Ethereum’s development team is working on a significant upgrade, which will effectively launch Ethereum 2.0, to make the blockchain more scalable than ever before. The Ethereum 2.0 upgrade has been anticipated for some time, with many excited about its potential impact on scalability and functionality of decentralized applications (dApps).
The planned changes include upgrading the underlying blockchain protocol from proof-of-work to a new consensus algorithm called “proof of stake” – making it possible for anyone who owns the Ethereum token (ETH) to participate in staking just as they would mining rewards! The process will likely lead towards even more innovations beyond what we can imagine today; considering how much room there already seems to grow within this framework.
To understand what Ethereum 2.0 is, we need to start with the key differences between proof of work and proof of stake.
What is Proof of Work?
Proof of Work (PoW) is the traditional consensus mechanism to validate transactions on the blockchain, initially created by Bitcoin. There is no central authority governing the transaction process, as cryptocurrencies work on a decentralized blockchain.
Currently, miners are rewarded by solving complex mathematical calculations to validate the transactions on the blockchain. Mining requires intensive mining rigs and a massive amount of computer power. Many are concerned about the impact on the environment of the PoW mechanism.
What is Proof Stake?
The Proof of Stake (PoS) validation process is an even more decentralized option. With the PoS validation process control of the network is given to those who own a certain percentage of the token itself. With PoS, stakers are rewarded for securing the network and making transactions occur.
Without the use of expensive mining rigs and complex mathematical equations, Ethereum plans to reduce their carbon footprint by 99% with the new Proof of Stake process and increase transaction speeds from 10-15 transactions per second to 100,000 per second.
If you plan to hold a cryptocurrency for the long term, staking can generate passive income. By staking ETH you receive a reward for the delegation of all or a certain amount of your tokens to the staking process. Currently, when staking your Ethereum in the 2.0 blockchain, the option to unstake the tokens is not available until the Ethereum 2.0 migration has been completed.
How do you stake Ethereum?
Staking ETH offers investors the opportunity to help develop Ethereu 2.0 while earning more than 10% to 20% interest. There are two options to begin staking Ethereum 2.0:
Become a Full Ethereum Validator by Solo Staking
Staking Ethereum 2.0 requires depositing a minimum of 32 ETH to become a full Ethereum validator. Reliable and stable internet access is required by validators, as the validators are required to maintain connection of their nodes 24/7 to make secure transactions possible on the network.

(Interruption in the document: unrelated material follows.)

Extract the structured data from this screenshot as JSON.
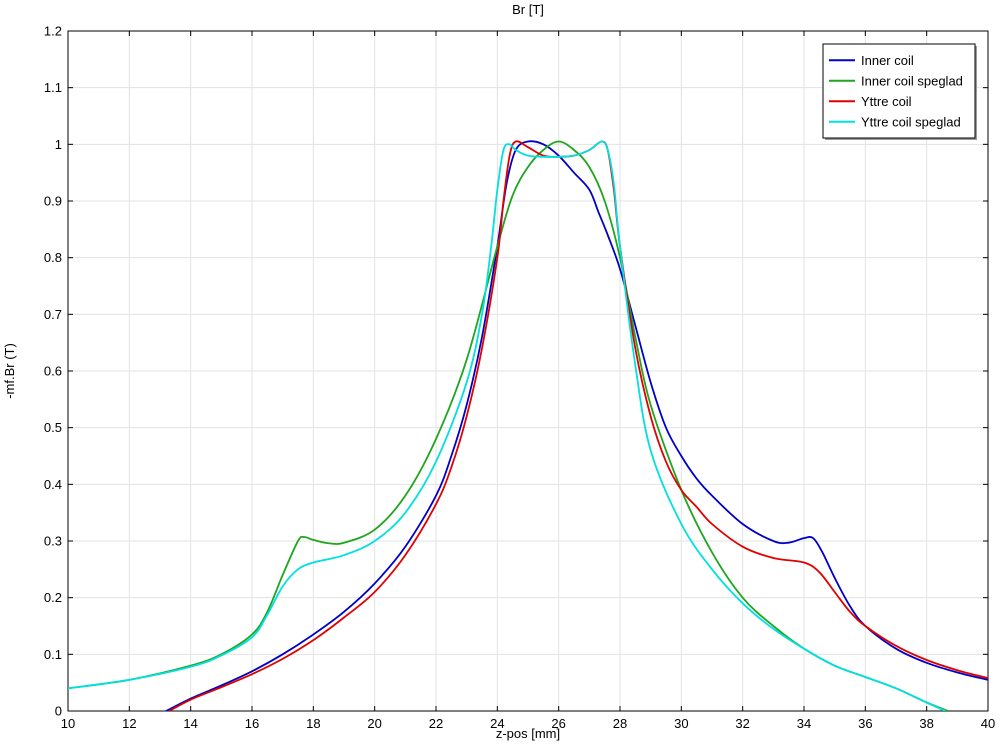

Small penalties may be incurred if the nodes are down for a significant amount of time. Software and hardware specifications to become a full Ethereum 2.0 validator are available via the Ethereum Launchpad site.
Join an Ethereum 2.0 Staking Pool
Not everyone has 32 ETH and reliable internet to become a full Ethereum validator. Several cryptocurrency staking platforms and exchanges offer Ethereum 2.0 staking pools. Rocket Pool, Lido, Stakewise, Kraken, Binance, and Coinbase are some of the top platforms for staking your Ethereum 2.0 in a staking pool.
By joining a staking pool, you avoid having to run your own node. The staking pool is operated by professionals who know what they are doing; all the heavy lifting is done for you.
Solo Ethereum 2.0 validators have the possibility of earning higher APY percentages than those who join Ethereum 2.0 staking pools. Solo validators can earn up to an APY of 15%, whereas staking pools APY percentages average between 3-5%. There are also risks by staking Ethereum 2.0.
Risks of Staking Ethereum 2.0
Ethereum notes on their website that ETH tokens may be lost due to malicious actions, going offline and failing to validate transactions. As a solo Ethereum 2.0 staker you must maintain both the hardware and software. Staking pool participants must trust in someone else to do it for them, which is why it is vital to stake your cryptocurrencies on a trusted platform. Always beware of scams and phishing.
Staking your ETH has an unknown lock up period. Although the plan by Ethereum is to migrate to Ethereum 2.0 in June of 2022, it could possibly take up to two years for migration to actually happen. Network failures during migration should be very rare, however you possibly could lose a portion of your staked ETH during the migration. This information may be found in the Ethereum 2.0 staking Terms and Conditions.
Crypto prices are highly volatile. During the lock up period the price of Ethereum could decrease or increase significantly. The lock up period prevents the ability to set stop-loss orders. Staked ETH will not be able to be sold until the migration is complete.
Every day, Ethereum 2.0 is becoming more and more real. The network will take time to reach its destination but the journey has already begun. With this in mind, it is worth asking whether or not staking ETH for rewards now is worth the risk?
If you truly support Ethereum as an open-source project that empowers people around the world to create decentralized applications without censorship or third parties controlling your data, why not take some free rewards by helping secure the network? We will leave it up to you! Will you stake your Ethereum?